I contributi risultano pertanto numerosi. Tracciano un quadro analitico piuttosto articolato di non facile sintesi. Da questi studi, tuttavia, il lettore può trarre spunto per affrontare una serie di questioni alle quali il volume considerato tende a dare delle soddisfacenti risposte. Tra queste, può chiedersi: all’epoca, era veramente necessaria la riforma agraria definita dalle leggi ‘Sila’, ‘Stralcio’ e quella attinente alla Sicilia, promulgate nel 1950? Con tale riforma, si conseguirono risultati significativi sul piano redistributivo della proprietà terriera e su quello del miglioramento produttivo? Era possibile risolvere il drammatico squilibrio uomo-terra aggravato alla sottoccupazione bracciantile che allora incideva pesantemente sull’agricoltura? Infine, esistevano modalità alternative alla riforma per affrontare i nodi sociali, economici, produttivi dell’agricoltura di quel tempo?
Per cercare di orientarsi su questa complessa problematica occorre ricordare, seppure in breve, le condizioni in cui versava l’Italia nell’immediato dopo guerra.

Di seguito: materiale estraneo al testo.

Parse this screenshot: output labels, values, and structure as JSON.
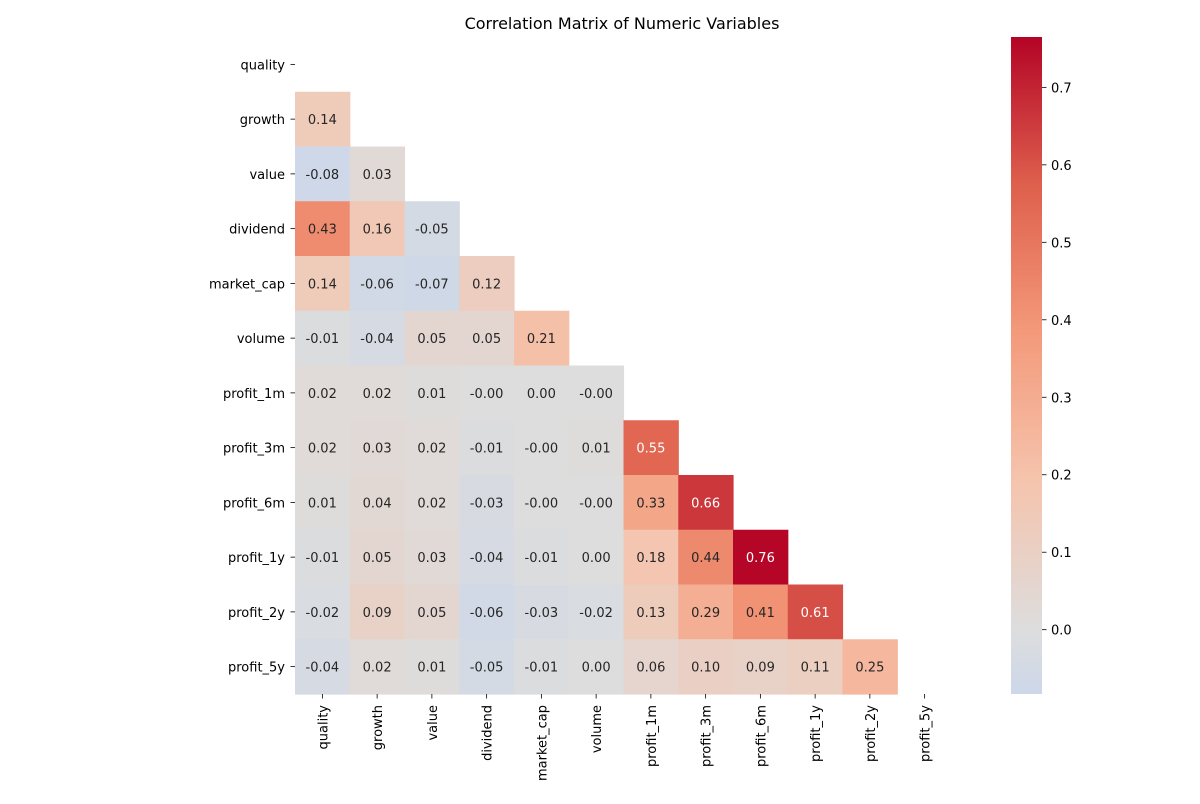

Nel 1945, a seguito degli eventi bellici, il reddito medio pro-capite era crollato di quasi la metà rispetto all’ante guerra, passando da 4.040 a poco più di 2.240 Euro (espressi in valori costanti 2010 danno conto delle avverse condizioni in cui viveva la popolazione dell’epoca specie se confrontati con i valori più recenti superiori, rispettivamente, di ben sei e dodici volte). Il benessere economico di oltre 45 milioni di italiani (di cui 18-19 milioni di popolazione rurale) era dunque quanto mai contenuto, aggravato da una rilevante inflazione che erodeva gli scarsi redditi. I lavoratori impegnati in agricoltura si aggiravano attorno a poco meno di 9 milioni, cioè oltre il 44% degli attivi totali, operanti su circa 29 milioni di ettari (quindi con una disponibilità di appena 3,4 ettari per lavoratore!). Era perciò in atto, come nell’ante guerra, una patologica pressione demografica sulla terra. Questa poi assumeva caratteri sociali ancora più drammatici per la presenza di 2,5-3 milioni di braccianti. Nel nuovo regime politico democratico post guerra, gli stessi i braccianti davano luogo a forti agitazioni per rivendicare condizioni di vita più dignitose, con occupazioni di terre agricole talora sfociate in lotte sanguinose.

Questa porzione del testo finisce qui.